Der Karstadt-Betriebsrat drängt auf eine schnelle Lösung im Tarifstreit bei der Essener Warenhauskette.

Karstadt-Betriebsrat will rasche Einigung im Tarifstreit
Caroline Seidel Karstadt-Betriebsrat will rasche Einigung im Tarifstreit

Gesamtbetriebsratschef Hellmut Patzelt sagte den «Stuttgarter Nachrichten», er wolle den 20 000 Beschäftigten bis Ende Oktober eine Lösung im Streit um die von der Konzernspitze geforderte «Tarifpause» präsentieren. Ziel sei es, eine Alternative zum Tarifaustritt zu finden.

Karstadt-Arbeitsdirekter Kai-Uwe Weitz skizzierte in einem Gespräch mit der «Wirtschaftswoche» eine mögliche Kompromisslinie: Um die ersten wirtschaftlichen Erfolge nicht zu gefährden, benötige das Unternehmen eine finanzielle Entlastung. «Es braucht keine Einschnitte in den Besitzstand», sagte er. Dass Pragmatismus möglich sei, zeige das Beispiel Esprit. So hatte sich Verdi mit dem Modeunternehmen auf eine stufenweise Einführung des Flächentarifs verständigt. Es sei nun ein erster Erfolg, dass beide Seiten ergebnisoffen verhandelten.

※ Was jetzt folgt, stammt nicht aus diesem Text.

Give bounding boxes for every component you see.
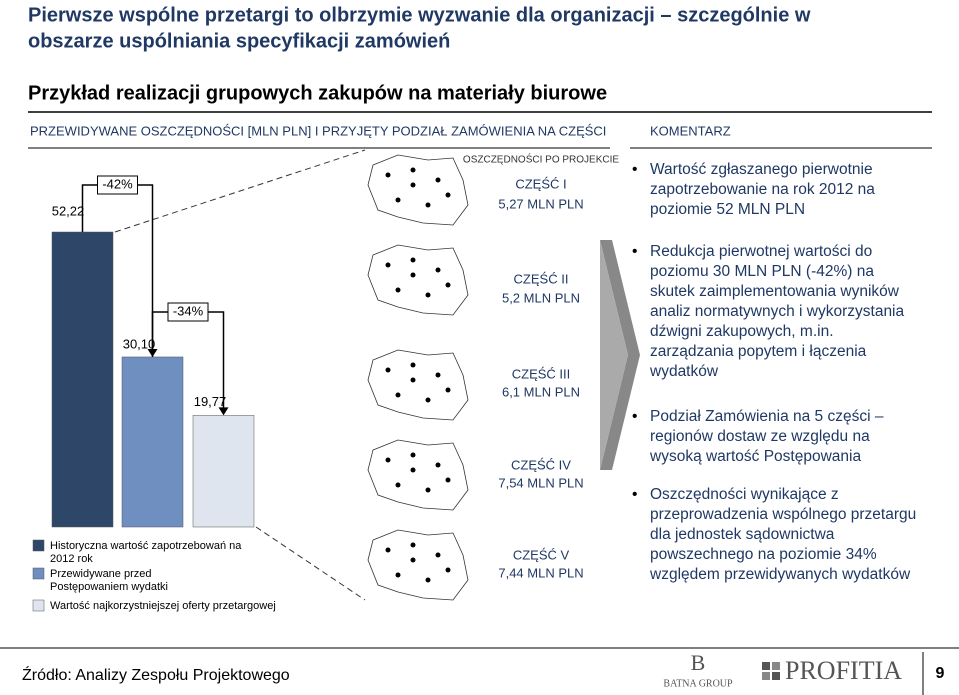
logo: B xyxy=(691,650,706,675)
annotation: -42% xyxy=(102,176,133,191)
map-dot xyxy=(410,257,416,263)
arrow xyxy=(600,240,640,470)
bar xyxy=(192,415,255,528)
title: Pierwsze wspólne przetargi to olbrzymie … xyxy=(28,4,811,26)
part-value: 7,54 MLN PLN xyxy=(498,475,583,490)
part-name: CZĘŚĆ IV xyxy=(511,457,571,472)
map-dot xyxy=(410,377,416,383)
part-name: CZĘŚĆ II xyxy=(514,271,569,286)
map-dot xyxy=(410,542,416,548)
map-dot xyxy=(395,287,401,293)
source: Źródło: Analizy Zespołu Projektowego xyxy=(22,665,290,684)
comment: Oszczędności wynikające z przeprowadzeni… xyxy=(632,485,920,585)
comment: Podział Zamówienia na 5 części – regionó… xyxy=(632,407,920,467)
bar xyxy=(121,356,184,528)
map-dot xyxy=(425,397,431,403)
parts-heading: OSZCZĘDNOŚCI PO PROJEKCIE xyxy=(463,153,619,166)
comment: Wartość zgłaszanego pierwotnie zapotrzeb… xyxy=(632,160,920,220)
map xyxy=(367,349,469,421)
map-dot xyxy=(410,167,416,173)
connector xyxy=(255,526,366,601)
map-dot xyxy=(445,477,451,483)
part-name: CZĘŚĆ III xyxy=(512,366,571,381)
map-dot xyxy=(435,552,441,558)
comment: Redukcja pierwotnej wartości do poziomu … xyxy=(632,242,920,382)
map-dot xyxy=(425,487,431,493)
logo: PROFITIA xyxy=(785,656,902,685)
legend-label: Historyczna wartość zapotrzebowań na 2012… xyxy=(50,540,242,565)
map-dot xyxy=(425,577,431,583)
part-value: 5,2 MLN PLN xyxy=(502,290,580,305)
legend-swatch xyxy=(32,599,45,612)
page-number: 9 xyxy=(936,665,945,682)
logo-mark xyxy=(772,662,780,670)
annotation: -34% xyxy=(173,303,204,318)
map xyxy=(367,244,469,316)
map-dot xyxy=(445,567,451,573)
section-heading: PRZEWIDYWANE OSZCZĘDNOŚCI [MLN PLN] I PR… xyxy=(30,123,606,138)
section-heading: KOMENTARZ xyxy=(650,123,731,138)
value-label: 52,22 xyxy=(52,203,85,218)
legend-swatch xyxy=(32,567,45,580)
connector xyxy=(114,149,366,233)
map-dot xyxy=(445,282,451,288)
logo-mark xyxy=(762,662,770,670)
map-dot xyxy=(385,262,391,268)
title: obszarze uspólniania specyfikacji zamówi… xyxy=(28,30,450,52)
map xyxy=(367,529,469,601)
bar xyxy=(51,231,114,528)
map-dot xyxy=(435,267,441,273)
map-dot xyxy=(385,547,391,553)
subtitle: Przykład realizacji grupowych zakupów na… xyxy=(28,82,607,104)
map xyxy=(367,439,469,511)
logo-mark xyxy=(762,672,770,680)
legend-label: Wartość najkorzystniejszej oferty przeta… xyxy=(50,600,276,612)
map-dot xyxy=(445,387,451,393)
map-dot xyxy=(410,272,416,278)
map-dot xyxy=(385,457,391,463)
annotation-arrow xyxy=(218,407,229,416)
map-dot xyxy=(395,482,401,488)
part-value: 5,27 MLN PLN xyxy=(498,196,583,211)
map-dot xyxy=(435,462,441,468)
map-dot xyxy=(445,192,451,198)
map xyxy=(367,154,469,226)
value-label: 19,77 xyxy=(194,394,227,409)
legend-swatch xyxy=(32,539,45,552)
legend-label: Przewidywane przed Postępowaniem wydatki xyxy=(50,568,168,593)
map-dot xyxy=(410,452,416,458)
map-dot xyxy=(435,372,441,378)
annotation-box xyxy=(167,302,209,322)
map-dot xyxy=(410,362,416,368)
map-dot xyxy=(395,392,401,398)
map-dot xyxy=(425,292,431,298)
map-dot xyxy=(410,467,416,473)
logo: BATNA GROUP xyxy=(663,678,733,689)
map-dot xyxy=(435,177,441,183)
map-dot xyxy=(395,572,401,578)
part-name: CZĘŚĆ I xyxy=(515,176,566,191)
map-dot xyxy=(425,202,431,208)
arrow xyxy=(600,240,628,470)
map-dot xyxy=(395,197,401,203)
logo-mark xyxy=(772,672,780,680)
part-value: 6,1 MLN PLN xyxy=(502,384,580,399)
map-dot xyxy=(410,557,416,563)
map-dot xyxy=(385,172,391,178)
part-name: CZĘŚĆ V xyxy=(513,547,570,562)
annotation-box xyxy=(97,175,138,195)
value-label: 30,10 xyxy=(123,336,156,351)
part-value: 7,44 MLN PLN xyxy=(498,565,583,580)
map-dot xyxy=(385,367,391,373)
map-dot xyxy=(410,182,416,188)
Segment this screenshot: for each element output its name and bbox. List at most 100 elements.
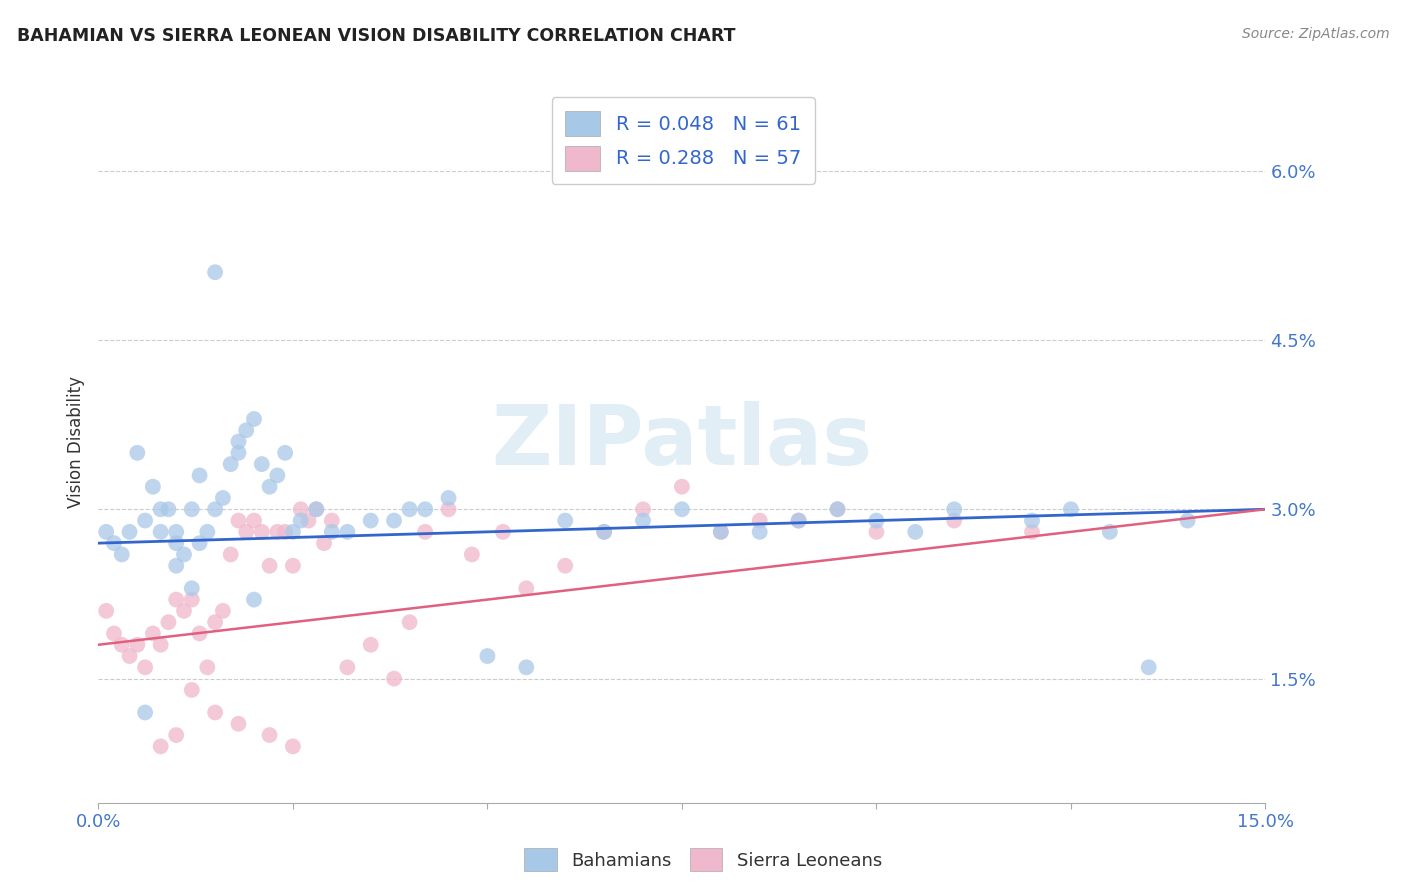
Point bbox=[127, 446, 149, 460]
Point bbox=[1021, 514, 1043, 528]
Point bbox=[382, 514, 405, 528]
Y-axis label: Vision Disability: Vision Disability bbox=[66, 376, 84, 508]
Point bbox=[266, 468, 288, 483]
Point bbox=[710, 524, 733, 539]
Point bbox=[134, 706, 156, 720]
Point bbox=[305, 502, 328, 516]
Point bbox=[103, 536, 125, 550]
Point bbox=[787, 514, 810, 528]
Point bbox=[195, 524, 218, 539]
Point bbox=[118, 648, 141, 663]
Point bbox=[413, 524, 436, 539]
Point bbox=[437, 502, 460, 516]
Point bbox=[943, 502, 966, 516]
Point bbox=[413, 502, 436, 516]
Point bbox=[554, 514, 576, 528]
Point bbox=[165, 728, 187, 742]
Point bbox=[165, 524, 187, 539]
Point bbox=[281, 524, 304, 539]
Point bbox=[1060, 502, 1083, 516]
Point bbox=[228, 446, 250, 460]
Point bbox=[165, 536, 187, 550]
Point bbox=[180, 582, 202, 596]
Point bbox=[398, 502, 420, 516]
Point bbox=[118, 524, 141, 539]
Point bbox=[219, 548, 242, 562]
Point bbox=[235, 423, 257, 437]
Point bbox=[165, 592, 187, 607]
Point bbox=[228, 514, 250, 528]
Point bbox=[228, 716, 250, 731]
Point bbox=[1098, 524, 1121, 539]
Point bbox=[212, 491, 235, 505]
Point bbox=[149, 524, 172, 539]
Point bbox=[142, 480, 165, 494]
Point bbox=[250, 524, 273, 539]
Point bbox=[188, 536, 211, 550]
Point bbox=[134, 660, 156, 674]
Point bbox=[827, 502, 849, 516]
Legend: R = 0.048   N = 61, R = 0.288   N = 57: R = 0.048 N = 61, R = 0.288 N = 57 bbox=[551, 97, 814, 184]
Point bbox=[259, 480, 281, 494]
Point bbox=[748, 514, 770, 528]
Point bbox=[180, 502, 202, 516]
Point bbox=[398, 615, 420, 630]
Point bbox=[157, 502, 180, 516]
Point bbox=[274, 524, 297, 539]
Point bbox=[212, 604, 235, 618]
Point bbox=[243, 592, 266, 607]
Point bbox=[195, 660, 218, 674]
Point bbox=[437, 491, 460, 505]
Point bbox=[281, 739, 304, 754]
Point bbox=[219, 457, 242, 471]
Point bbox=[281, 558, 304, 573]
Point bbox=[180, 682, 202, 697]
Point bbox=[865, 524, 887, 539]
Point bbox=[1021, 524, 1043, 539]
Point bbox=[748, 524, 770, 539]
Point bbox=[259, 558, 281, 573]
Point bbox=[297, 514, 319, 528]
Point bbox=[173, 548, 195, 562]
Text: ZIPatlas: ZIPatlas bbox=[492, 401, 872, 482]
Point bbox=[180, 592, 202, 607]
Point bbox=[165, 558, 187, 573]
Point bbox=[1137, 660, 1160, 674]
Point bbox=[157, 615, 180, 630]
Point bbox=[266, 524, 288, 539]
Point bbox=[305, 502, 328, 516]
Point bbox=[204, 265, 226, 279]
Point bbox=[188, 468, 211, 483]
Point bbox=[631, 502, 654, 516]
Point bbox=[943, 514, 966, 528]
Point bbox=[321, 514, 343, 528]
Point bbox=[631, 514, 654, 528]
Point bbox=[259, 728, 281, 742]
Point bbox=[554, 558, 576, 573]
Point bbox=[593, 524, 616, 539]
Point bbox=[336, 660, 359, 674]
Point bbox=[111, 638, 134, 652]
Point bbox=[865, 514, 887, 528]
Point bbox=[593, 524, 616, 539]
Point bbox=[274, 446, 297, 460]
Point bbox=[96, 604, 118, 618]
Point bbox=[477, 648, 499, 663]
Point bbox=[134, 514, 156, 528]
Point bbox=[360, 638, 382, 652]
Point bbox=[173, 604, 195, 618]
Text: Source: ZipAtlas.com: Source: ZipAtlas.com bbox=[1241, 27, 1389, 41]
Point bbox=[904, 524, 927, 539]
Point bbox=[461, 548, 484, 562]
Legend: Bahamians, Sierra Leoneans: Bahamians, Sierra Leoneans bbox=[517, 841, 889, 879]
Point bbox=[243, 514, 266, 528]
Point bbox=[382, 672, 405, 686]
Point bbox=[228, 434, 250, 449]
Point bbox=[96, 524, 118, 539]
Point bbox=[671, 480, 693, 494]
Point bbox=[149, 502, 172, 516]
Point bbox=[111, 548, 134, 562]
Point bbox=[336, 524, 359, 539]
Point bbox=[103, 626, 125, 640]
Point bbox=[321, 524, 343, 539]
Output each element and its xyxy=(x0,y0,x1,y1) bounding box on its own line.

Der Essener Warenhauskonzern hatte im Mai eine zweijährige Tarifpause angekündigt und im gleichen Zug für die Zeit bis 2015 bei den Arbeitgeberverbänden eine Mitgliedschaft ohne Tarifbindung angemeldet. Das Unternehmen wollte so drohende Mehrbelastungen in Millionenhöhe abwenden. Die Pläne stießen bei Verdi und den Beschäftigten auf heftigen Widerstand.

Auch Patzelt sprach nun von einem Erfolg, dass die Tarifparteien es geschafft hätten, sich an einen Tisch zu setzten. «Alle Beteiligten sind bereit, gemeinsam über Lösungen zu diskutieren. Die Position des Betriebsrats ist dabei natürlich, dass wir nicht ohne Tarifvertrag leben können», sagte er.

Der Betriebsratschef bekräftigte gleichzeitig, er baue auf die Zusage des Karstadt-Eigners Nicolas Berggruen, dass er zum Unternehmen steht - auch, wenn er noch keine Investitionen zugesagt habe. «Er hat sich dazu bekannt, auch in schwierigen Zeiten zu Karstadt zu stehen und ich habe keinen Grund, ihm das nicht zu glauben», sagte Patzelt dem Blatt.